OK, interesting that a transient shaper could be used to
appear to tame reverb but it would only apply to very percussive sounds I bet. Because what it would be doing is cutting the gain straight after a transient and in that situation it might work and sound similar. The quote you posted mentioned drum stems only, the transient shaper would not lower reverb over a whole mix, big difference.
But this plugin is doing something
far different form that. It would be smart enough to know the difference between the direct sounds and the reverb sounds and lower one without lowering the other. So say you had some strings playing slowly but in a wet environment this plugin would probably have the skills to cut the reverb whereas your transient shaper concept would not. Hence the reason it is not cheap as well.
The Masterpiece is not something you use on individual tracks,
(although you could I am sure) it is something you use over a whole mix and yes it
can lower overall reverb of a whole mix. Hard to believe I know and it's all analog too which is even more amazing. It would still certainly stand up as one serious mastering device but I agree with you it is way too expensive
($14,400 for the full version with everything!) and much more can be had for that sort of money outlay including many plugins now that could go a long way to emulating perfectly many of the processors inside that unit. (it is all NEVE stuff BTW)
Unveil is MAC only at this stage but if you have got a Mac you might be able to trial a demo. Not sure how you would go comparing that to the Sonar transient shaper. Read the website in full describing it (Unveil) and you will get a better idea of what it does. Dereverberation and Signal Focus are the words they use.

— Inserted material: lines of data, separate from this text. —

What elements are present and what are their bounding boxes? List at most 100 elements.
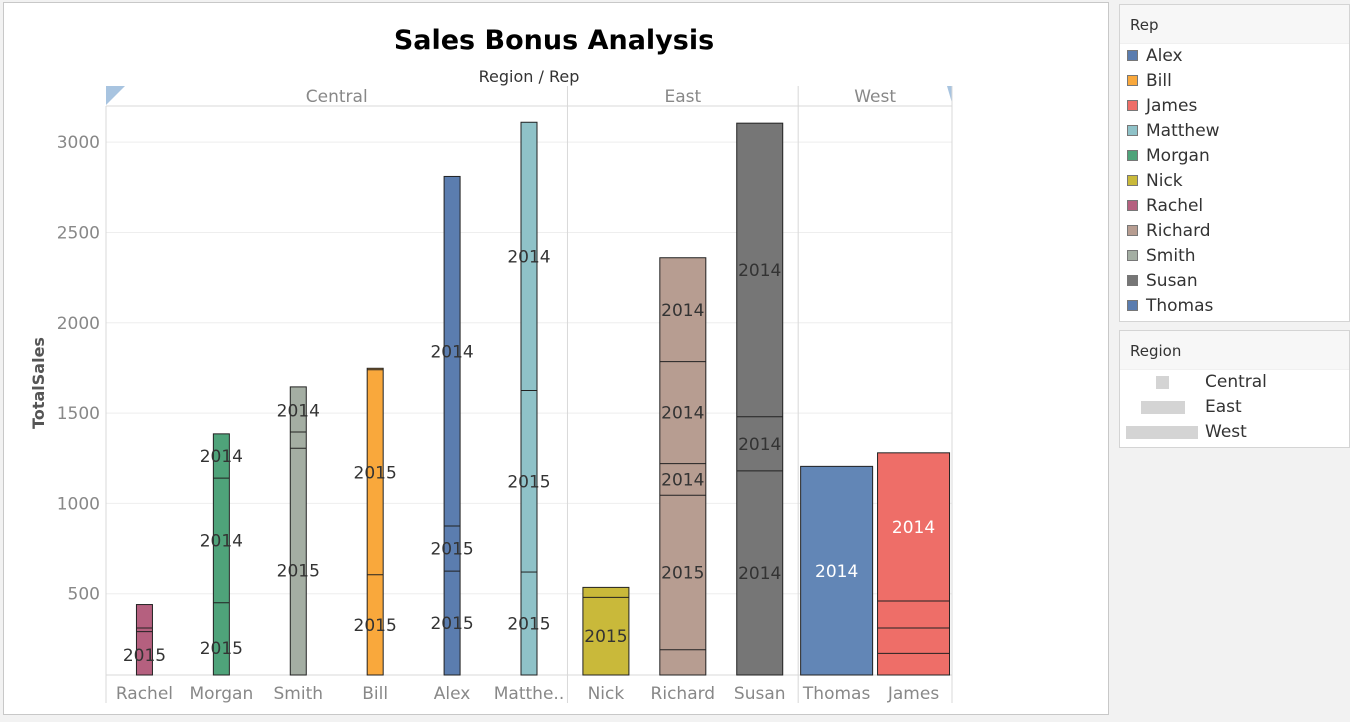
bar-data-label: 2014 bbox=[507, 247, 550, 267]
color-swatch bbox=[1127, 300, 1138, 311]
region-legend: Region Central East West bbox=[1119, 330, 1350, 448]
color-swatch bbox=[1127, 250, 1138, 261]
x-tick-label: Smith bbox=[274, 684, 324, 704]
x-tick-label: James bbox=[887, 684, 939, 704]
rep-legend-item[interactable]: Matthew bbox=[1120, 119, 1349, 144]
color-swatch bbox=[1127, 100, 1138, 111]
color-swatch bbox=[1127, 175, 1138, 186]
bar-data-label: 2015 bbox=[661, 564, 704, 584]
bar-data-label: 2015 bbox=[123, 646, 166, 666]
color-swatch bbox=[1127, 50, 1138, 61]
rep-legend-label: Morgan bbox=[1146, 146, 1210, 166]
color-swatch bbox=[1127, 150, 1138, 161]
x-tick-label: Alex bbox=[434, 684, 471, 704]
rep-legend-label: Nick bbox=[1146, 171, 1183, 191]
region-legend-item[interactable]: East bbox=[1120, 395, 1349, 420]
rep-legend-label: Smith bbox=[1146, 246, 1196, 266]
bar-data-label: 2015 bbox=[584, 627, 627, 647]
bar-susan bbox=[736, 122, 784, 676]
bar-richard bbox=[659, 257, 707, 676]
x-tick-label: Morgan bbox=[189, 684, 253, 704]
y-tick-label: 2500 bbox=[57, 223, 100, 243]
rep-legend-item[interactable]: Richard bbox=[1120, 219, 1349, 244]
region-legend-items: Central East West bbox=[1120, 370, 1349, 445]
x-tick-label: Susan bbox=[734, 684, 786, 704]
x-tick-label: Richard bbox=[651, 684, 716, 704]
color-swatch bbox=[1127, 75, 1138, 86]
bar-data-label: 2014 bbox=[661, 301, 704, 321]
rep-legend-label: Alex bbox=[1146, 46, 1183, 66]
rep-legend-item[interactable]: Alex bbox=[1120, 44, 1349, 69]
y-tick-label: 1500 bbox=[57, 404, 100, 424]
bar-smith bbox=[289, 386, 307, 676]
bar-james bbox=[877, 452, 951, 676]
bar-data-label: 2014 bbox=[815, 562, 858, 582]
chart-panel: Sales Bonus Analysis Region / Rep TotalSal… bbox=[3, 2, 1109, 715]
bar-data-label: 2014 bbox=[738, 564, 781, 584]
region-header-west: West bbox=[854, 87, 896, 107]
region-legend-item[interactable]: Central bbox=[1120, 370, 1349, 395]
rep-legend-item[interactable]: Bill bbox=[1120, 69, 1349, 94]
column-header-label: Region / Rep bbox=[479, 67, 580, 86]
chart-title: Sales Bonus Analysis bbox=[394, 25, 714, 56]
region-legend-title: Region bbox=[1120, 331, 1349, 370]
size-mark bbox=[1156, 376, 1169, 389]
bar-data-label: 2014 bbox=[277, 401, 320, 421]
rep-legend-item[interactable]: Smith bbox=[1120, 244, 1349, 269]
x-tick-label: Matthe.. bbox=[494, 684, 564, 704]
bar-data-label: 2014 bbox=[200, 531, 243, 551]
bar-bill bbox=[366, 367, 384, 676]
rep-legend-label: Susan bbox=[1146, 271, 1198, 291]
bar-chart: Sales Bonus Analysis Region / Rep TotalSal… bbox=[29, 25, 953, 704]
color-swatch bbox=[1127, 125, 1138, 136]
x-tick-label: Rachel bbox=[116, 684, 173, 704]
rep-legend-item[interactable]: James bbox=[1120, 94, 1349, 119]
rep-legend-item[interactable]: Rachel bbox=[1120, 194, 1349, 219]
resize-handle-icon bbox=[106, 86, 125, 105]
rep-legend-items: Alex Bill James Matthew Morgan Nick Rachel Rich… bbox=[1120, 44, 1349, 319]
x-tick-label: Bill bbox=[362, 684, 388, 704]
region-legend-label: Central bbox=[1205, 372, 1267, 392]
bar-data-label: 2015 bbox=[277, 562, 320, 582]
bar-thomas bbox=[800, 465, 874, 676]
bar-data-label: 2015 bbox=[507, 615, 550, 635]
y-tick-label: 2000 bbox=[57, 314, 100, 334]
region-header-central: Central bbox=[306, 87, 368, 107]
color-swatch bbox=[1127, 275, 1138, 286]
bar-data-label: 2015 bbox=[507, 472, 550, 492]
y-axis-label: TotalSales bbox=[29, 337, 48, 429]
y-tick-label: 1000 bbox=[57, 494, 100, 514]
bar-nick bbox=[582, 586, 630, 676]
rep-legend-label: James bbox=[1146, 96, 1198, 116]
region-legend-label: West bbox=[1205, 422, 1247, 442]
rep-legend-item[interactable]: Nick bbox=[1120, 169, 1349, 194]
bar-data-label: 2014 bbox=[892, 518, 935, 538]
bar-data-label: 2015 bbox=[200, 639, 243, 659]
y-tick-label: 3000 bbox=[57, 133, 100, 153]
bar-matthew bbox=[520, 121, 538, 676]
x-tick-label: Thomas bbox=[802, 684, 871, 704]
bar-morgan bbox=[212, 433, 230, 676]
bar-data-label: 2015 bbox=[430, 540, 473, 560]
resize-handle-icon bbox=[947, 86, 952, 103]
bar-data-label: 2015 bbox=[354, 463, 397, 483]
bar-data-label: 2014 bbox=[738, 261, 781, 281]
rep-legend-title: Rep bbox=[1120, 5, 1349, 44]
rep-legend-item[interactable]: Susan bbox=[1120, 269, 1349, 294]
bar-data-label: 2014 bbox=[661, 404, 704, 424]
region-legend-item[interactable]: West bbox=[1120, 420, 1349, 445]
rep-legend: Rep Alex Bill James Matthew Morgan Nick Rachel… bbox=[1119, 4, 1350, 322]
rep-legend-item[interactable]: Morgan bbox=[1120, 144, 1349, 169]
bar-data-label: 2014 bbox=[430, 342, 473, 362]
bar-alex bbox=[443, 175, 461, 676]
x-tick-label: Nick bbox=[588, 684, 625, 704]
rep-legend-item[interactable]: Thomas bbox=[1120, 294, 1349, 319]
bar-data-label: 2014 bbox=[661, 471, 704, 491]
rep-legend-label: Bill bbox=[1146, 71, 1172, 91]
rep-legend-label: Rachel bbox=[1146, 196, 1204, 216]
size-mark bbox=[1141, 401, 1185, 414]
bar-data-label: 2014 bbox=[738, 435, 781, 455]
color-swatch bbox=[1127, 225, 1138, 236]
rep-legend-label: Thomas bbox=[1146, 296, 1214, 316]
bar-data-label: 2014 bbox=[200, 447, 243, 467]
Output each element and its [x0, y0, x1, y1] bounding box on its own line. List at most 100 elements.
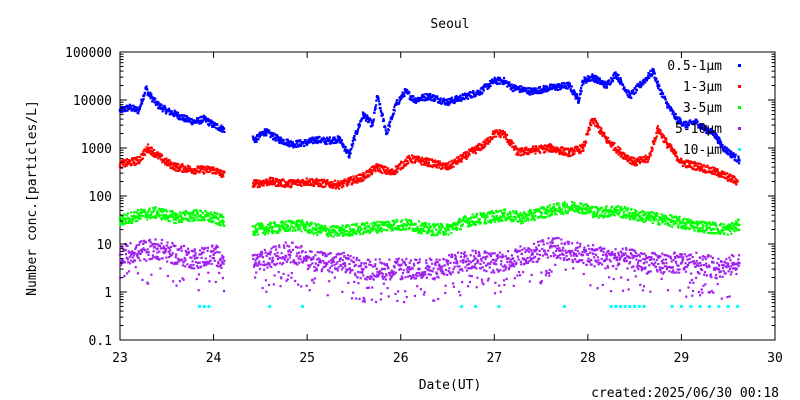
data-point [393, 109, 396, 112]
data-point [577, 101, 580, 105]
data-point [294, 143, 297, 146]
data-point [307, 139, 310, 142]
data-point [576, 145, 579, 149]
data-point [722, 171, 725, 174]
data-point [292, 226, 296, 229]
data-point [161, 158, 165, 161]
data-point [406, 159, 409, 163]
data-point [633, 157, 636, 160]
data-point [611, 141, 614, 145]
data-point [422, 163, 425, 166]
data-point [130, 259, 133, 262]
data-point [621, 83, 625, 86]
data-point [718, 171, 722, 175]
data-point [125, 162, 128, 165]
data-point [148, 92, 151, 95]
data-point [541, 90, 545, 93]
data-point [262, 184, 265, 187]
data-point [519, 151, 522, 154]
data-point [497, 76, 500, 79]
data-point [484, 138, 487, 141]
data-point [365, 170, 369, 173]
data-point [364, 119, 368, 122]
data-point [556, 84, 559, 87]
data-point [624, 213, 628, 217]
data-point [538, 210, 541, 213]
data-point [311, 136, 314, 139]
data-point [277, 140, 280, 143]
data-point [548, 213, 552, 216]
data-point [161, 107, 164, 110]
data-point [334, 233, 337, 236]
data-point [254, 182, 257, 185]
data-point [659, 218, 662, 222]
data-point [737, 155, 740, 158]
data-point [571, 201, 574, 204]
data-point [431, 96, 434, 99]
data-point [703, 164, 706, 167]
data-point [700, 166, 704, 170]
data-point [653, 212, 656, 215]
data-point [405, 159, 408, 162]
data-point [298, 140, 301, 143]
data-point [596, 123, 600, 126]
data-point [675, 222, 678, 225]
data-point [736, 159, 740, 162]
data-point [619, 78, 622, 81]
data-point [657, 129, 660, 132]
data-point [718, 138, 721, 141]
data-point [130, 252, 134, 256]
data-point [548, 204, 551, 207]
data-point [702, 123, 705, 126]
data-point [623, 206, 627, 209]
data-point [328, 138, 331, 142]
data-point [480, 143, 483, 146]
data-point [286, 138, 289, 141]
data-point [552, 147, 555, 150]
data-point [200, 119, 204, 122]
data-point [142, 242, 145, 246]
data-point [593, 76, 596, 80]
data-point [446, 102, 449, 105]
data-point [154, 155, 158, 158]
data-point [644, 154, 647, 157]
data-point [491, 137, 494, 140]
data-point [618, 211, 621, 214]
data-point [335, 184, 338, 187]
data-point [687, 160, 691, 163]
data-point [137, 109, 141, 112]
data-point [460, 99, 463, 102]
data-point [297, 144, 301, 147]
data-point [390, 229, 393, 232]
data-point [481, 87, 485, 90]
data-point [630, 162, 633, 166]
data-point [712, 232, 715, 235]
data-point [580, 146, 583, 149]
data-point [338, 182, 342, 185]
data-point [191, 219, 194, 222]
data-point [157, 211, 160, 214]
data-point [526, 214, 529, 217]
data-point [351, 139, 354, 143]
data-point [166, 160, 170, 163]
data-point [263, 133, 266, 136]
data-point [556, 83, 559, 86]
data-point [326, 178, 329, 182]
data-point [727, 178, 730, 181]
data-point [620, 205, 623, 209]
data-point [348, 176, 351, 180]
data-point [133, 217, 136, 220]
data-point [660, 92, 663, 95]
data-point [169, 166, 172, 169]
data-point [348, 154, 351, 157]
data-point [123, 159, 126, 162]
data-point [386, 169, 389, 173]
data-point [362, 116, 366, 119]
data-point [164, 112, 168, 115]
data-point [676, 217, 679, 220]
data-point [499, 82, 502, 85]
data-point [313, 139, 316, 142]
data-point [253, 140, 256, 143]
data-point [146, 91, 150, 94]
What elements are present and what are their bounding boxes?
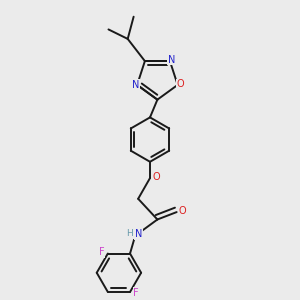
Text: O: O [178,206,186,216]
Text: F: F [99,248,105,257]
Text: F: F [133,288,139,298]
Text: H: H [127,230,133,238]
Text: N: N [135,229,142,239]
Text: N: N [132,80,139,90]
Text: O: O [153,172,160,182]
Text: O: O [176,79,184,89]
Text: N: N [168,55,176,65]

Pitchmap looks pretty cool too!
Another application I thought of where it might be really helpful is you might have track that you have recorded in a slightly live room. eg an acoustic guitar part. At the time you might have thought it was OK and you did not bother to record the closeup sound of the guitar. Later in the mix you might not like the sound of the ambience around it. Then you could use the plugin to remove the unwanted ambience and then use a nice convolution reverb with a much nicer and tighter space to replace the previous ambience and you would still have lots of control of the new ambience on top of that. Cool!